Taking a cue from Radiohead perhaps, Fan the Flames has been hitting the internet one site at a time with each given track landing at a different music site for fans to download for free.  And with this clever strategy, interest has been building steadily in the “power pop” sounds of the man who records all by his lonesome but goes incognito as the faux group-sounding title Golden Bloom, playing live at club dates with a varying roster of impressive musicians. A veritable revolving door of artists who share the stage with Fogel so that no show is identical to the previous one — while the sound of the music may change ever so slightly with Tom Petty shout outs added in as you can witness here — the lyrics of his works remain the same.


Moving away from his previous tendency to use his own relationships for fodder in the overcrowded indie rock movement of lover’s lament tracks or confessional, introspective works, Fogel acknowledges the change in the content and finished result, describing the contents of Flames as coming “from a frustrated optimism, or an optimistic frustration.”

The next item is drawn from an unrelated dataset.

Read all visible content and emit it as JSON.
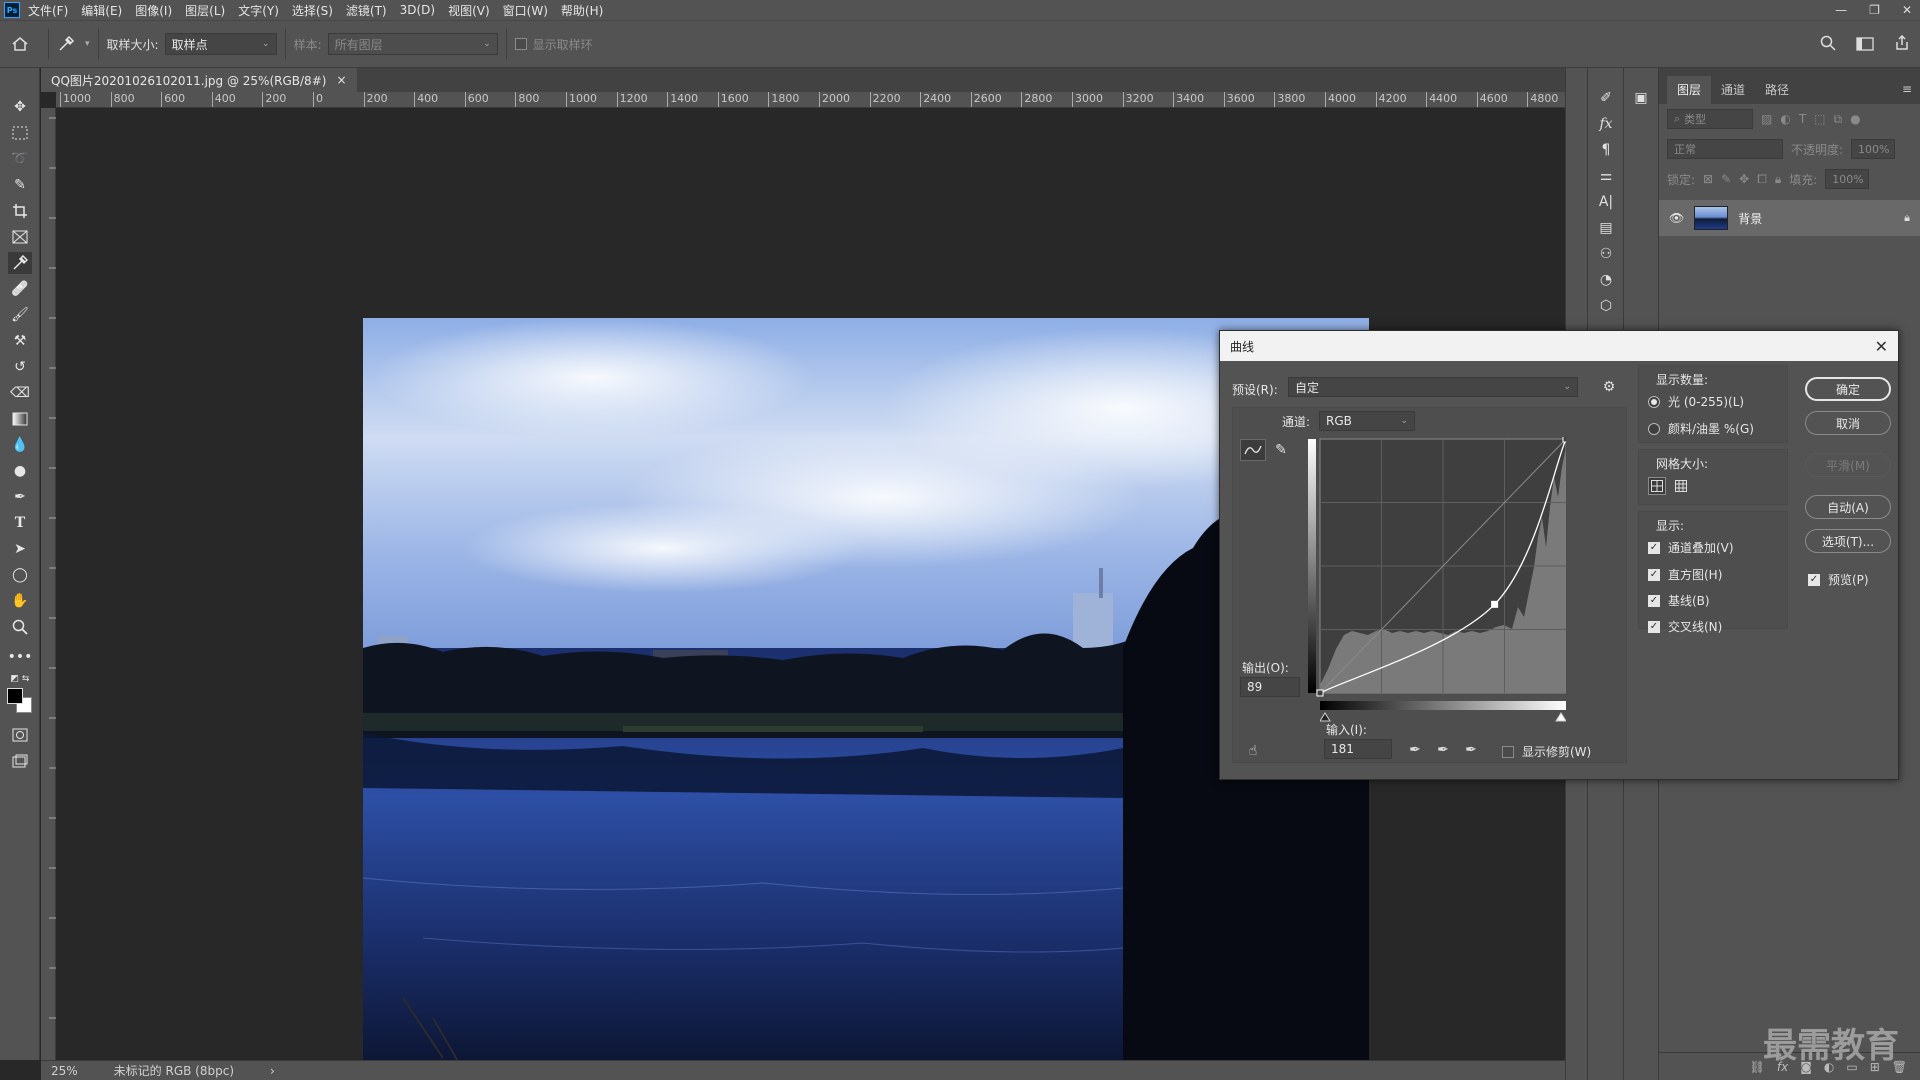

Again dealing in the topical Radiohead terrain of Hail to the Thief or even Green Day’s American Idiot, Fogel refocuses his energies to “what’s going on in our country and our planet,” by using music to release that frustration into optimism (or vice versa) in regards to former President George W. Bush and those who cheered on Sarah Palin at rallies.

Yet instead of cheap shots or one-line jabs, the lyrics of Flames are creatively articulated throughout and one may not even catch on to precisely what it is Fogel is referencing on the initial passive — driving in your car with the windows down — listen, given the musical framework of deceptively sunny sounding, infectious ditties that comprise the roughly thirty seven minute disc.

Of course, part of the reason you may not catch on right away is because — as has been the trend of late for both music and film — the independent offering is packaged without a booklet or insert that gives us the opportunity to relish in the written lyrics. For those, like this reviewer who is still fighting against the trend of dropping CD production in favor of simply digital downloads in the future, it’s a disappointment as the pleasure of a great booklet that lists the music credits, lyrics, contains photography or sketches is one of our last remaining tangible products that separates the concept of an album from simply a disc you burned from your iTunes download library.

Yet Fan the Flames wins you over with a danceable retro tune that kickstarts the album with the first track “E.H.M.” which I can only assume is a nod to Fogel’s admitted inspiration of author John Parkins’ nonfiction work Confessions of an Economic Hitman.